Si les entreprises ont le sentiment que les forces vives leur échappent, les acteurs des travaux publics pourraient au moins espérer contribuer au développement de nouvelles infrastructures routières et ferroviaires, à même de rendre plus fluide le va et vient des transfrontaliers. Mais Thierry Ledrich regrette une certaine inertie face à l’urgence des besoins "nous devrions être en 3x3 voies entre Thionville et Luxembourg depuis des années" mais entre décideurs locaux, régionaux et nationaux, l’inertie nous amène à un début des travaux "au mieux dans huit ans". Les délais s’allongent aussi côté ferroviaire, avec des "structures insuffisantes", mais l’ambition côté Région Grand Est d’augmenter la cadence jusqu’à un train toutes les sept minutes à horizon 2024 : presque un RER transfrontalier.

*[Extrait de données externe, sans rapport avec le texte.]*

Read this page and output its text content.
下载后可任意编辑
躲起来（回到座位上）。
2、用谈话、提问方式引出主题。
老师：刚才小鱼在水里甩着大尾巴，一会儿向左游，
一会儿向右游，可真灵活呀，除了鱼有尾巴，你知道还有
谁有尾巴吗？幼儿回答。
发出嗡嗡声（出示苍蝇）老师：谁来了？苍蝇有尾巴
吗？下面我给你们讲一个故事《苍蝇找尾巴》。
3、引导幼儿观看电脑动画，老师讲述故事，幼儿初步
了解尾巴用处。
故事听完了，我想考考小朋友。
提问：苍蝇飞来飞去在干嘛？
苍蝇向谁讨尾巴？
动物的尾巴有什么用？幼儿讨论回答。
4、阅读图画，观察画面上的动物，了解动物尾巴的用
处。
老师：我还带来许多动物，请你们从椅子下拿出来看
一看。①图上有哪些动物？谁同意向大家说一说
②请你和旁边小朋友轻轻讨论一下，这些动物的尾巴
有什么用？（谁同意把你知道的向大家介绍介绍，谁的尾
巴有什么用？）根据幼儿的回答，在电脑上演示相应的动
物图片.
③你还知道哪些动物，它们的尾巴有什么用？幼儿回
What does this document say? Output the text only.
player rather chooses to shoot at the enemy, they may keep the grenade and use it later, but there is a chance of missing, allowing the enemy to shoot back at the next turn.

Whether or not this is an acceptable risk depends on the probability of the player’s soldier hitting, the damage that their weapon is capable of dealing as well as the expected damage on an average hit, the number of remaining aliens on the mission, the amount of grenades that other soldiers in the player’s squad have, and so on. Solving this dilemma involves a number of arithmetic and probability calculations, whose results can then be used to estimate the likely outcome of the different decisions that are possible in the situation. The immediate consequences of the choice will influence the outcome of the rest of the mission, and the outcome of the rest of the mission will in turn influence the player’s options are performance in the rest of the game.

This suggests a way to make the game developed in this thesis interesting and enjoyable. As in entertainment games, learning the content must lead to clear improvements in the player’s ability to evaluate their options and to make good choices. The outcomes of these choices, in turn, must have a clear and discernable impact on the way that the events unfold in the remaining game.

Alors que certains annoncent 350.000 travailleurs frontaliers en 2050, les entreprises, décideurs et politiques locaux s’organisent pour mettre les dossiers sur la table. Car l’air d’influence du Luxembourg ne fait que croitre, et a fait basculer la Lorraine Nord dans un "autre monde". A 30km de la frontière, Thionville voit ses programmes neufs dépasser les 5.000 euros au m2 quand le territoire grand-ducal s’aligne sur des réalités plus "parisiennes". Entre les deux, les petites maisons de villages s’arrachent, et plus loin la ville de Metz se déclare "Eurométropole", et porte d’entrée des travailleurs attirés par l’aventure luxembourgeoise. Partenaire indispensable ou de plus en plus envahissant, ce que tous attendent ici, c’est un vrai soutien du prochain gouvernement français, car le Luxembourg entend aussi se faire respecter, et parler "d’Etat à Etat".